Shumuk put on his spectacles, got up and looked out of the window. Across the street the COMECON annex building was in the course of construction; work continued all round the clock-when darkness came, the construction workers toiled under floodlights. Many of the labourers were women. A line of people waiting for a bus were watching a brawny peasant woman mixing cement. There were long bus lines. A militiaman and some Young Pioneers in their green uniforms were waiting for the special bus that would take them down the Minsk Highway to the battlefield of Borodino. It was a necessary pilgrimage for all the party faithful. Here they would see the place where the might of Napoleon was broken, and where in a later war the Soviet Guards halted the Nazis and stood outnumbered for five long days and nights. Borodino never failed to inspire new faith in the onlookers. Perhaps Shumuk now needed such an infusion of fervour to help him endure the machinations of his colleagues in the Political Bureau. There was little doubt that they had prepared their enthusiastic report about the propaganda value of the Hitler Minutes as a way of putting Shumuk on the spot. Now there were memos, reports and inquiries coming every day, some of them from the Central Secretariat. All could be summarized as ‘How much longer?’ Shumuk sighed. It was time, he reluctantly decided, for drastic action.
Essentially, Parker must be brought out of danger-that was the code of Moscow Centre. None of its professional Russian-born agents were ever abandoned to their fate. It was imbecilic of Parker to involve himself with the man who had committed the murders in Los Angeles and London, but that did not change matters. On the contrary, it made it even more vital to get Parker home for, if he was taken into custody by the Americans, he would be facing charges of first-degree murder.
And yet to pull Parker out would mean that Grechko would come back to Moscow with his reputation unimpaired. Grechko would be able to blame the collapse of Task Pogoni on Moscow ’s decision to move Parker. Knowing the way that Grechko could always muster support and sympathy from certain highly placed enemies of Shumuk’s, one could easily envisage Shumuk himself being blamed for the failure of Task Pogoni. That was something he was determined to avoid.
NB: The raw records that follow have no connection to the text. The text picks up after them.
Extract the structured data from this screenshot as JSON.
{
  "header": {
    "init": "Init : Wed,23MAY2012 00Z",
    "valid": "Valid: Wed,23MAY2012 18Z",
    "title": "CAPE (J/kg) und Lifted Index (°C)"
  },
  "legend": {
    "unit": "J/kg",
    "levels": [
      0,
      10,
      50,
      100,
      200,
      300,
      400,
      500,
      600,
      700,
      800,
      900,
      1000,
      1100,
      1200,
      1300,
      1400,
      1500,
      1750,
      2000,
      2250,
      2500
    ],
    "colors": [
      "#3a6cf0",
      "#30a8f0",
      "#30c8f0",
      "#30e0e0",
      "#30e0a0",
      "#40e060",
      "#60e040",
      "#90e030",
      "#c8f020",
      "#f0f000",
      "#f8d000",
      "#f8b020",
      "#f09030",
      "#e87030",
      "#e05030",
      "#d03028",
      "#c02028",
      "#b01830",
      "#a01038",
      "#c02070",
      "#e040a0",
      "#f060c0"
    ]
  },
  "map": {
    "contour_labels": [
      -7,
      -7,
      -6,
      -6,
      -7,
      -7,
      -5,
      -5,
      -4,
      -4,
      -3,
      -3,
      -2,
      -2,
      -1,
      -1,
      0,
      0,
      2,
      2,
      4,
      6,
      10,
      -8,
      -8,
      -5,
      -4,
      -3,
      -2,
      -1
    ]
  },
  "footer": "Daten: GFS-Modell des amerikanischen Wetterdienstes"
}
Shumuk always kept a pair of high-powered binoculars on his windowsill. He found it interesting and instructive to study the people in the streets below. The Red Square bus arrived, and the line of passengers began to board. There was not enough room for everyone. One woman stepped out to hail a passing taxi and a man in a bright blue woollen hat shouted angrily at the bus driver as the bus pulled away. It was unseemly and un-Russian, and the others, although equally angry, turned away to pretend it had not happened. But after the bus had gone the anger of those left behind abated. Shoulders hunched, they turned their backs against the wind and watched the big blonde girl mixing cement. Shumuk put his binoculars down. The bus for Borodino still had not arrived.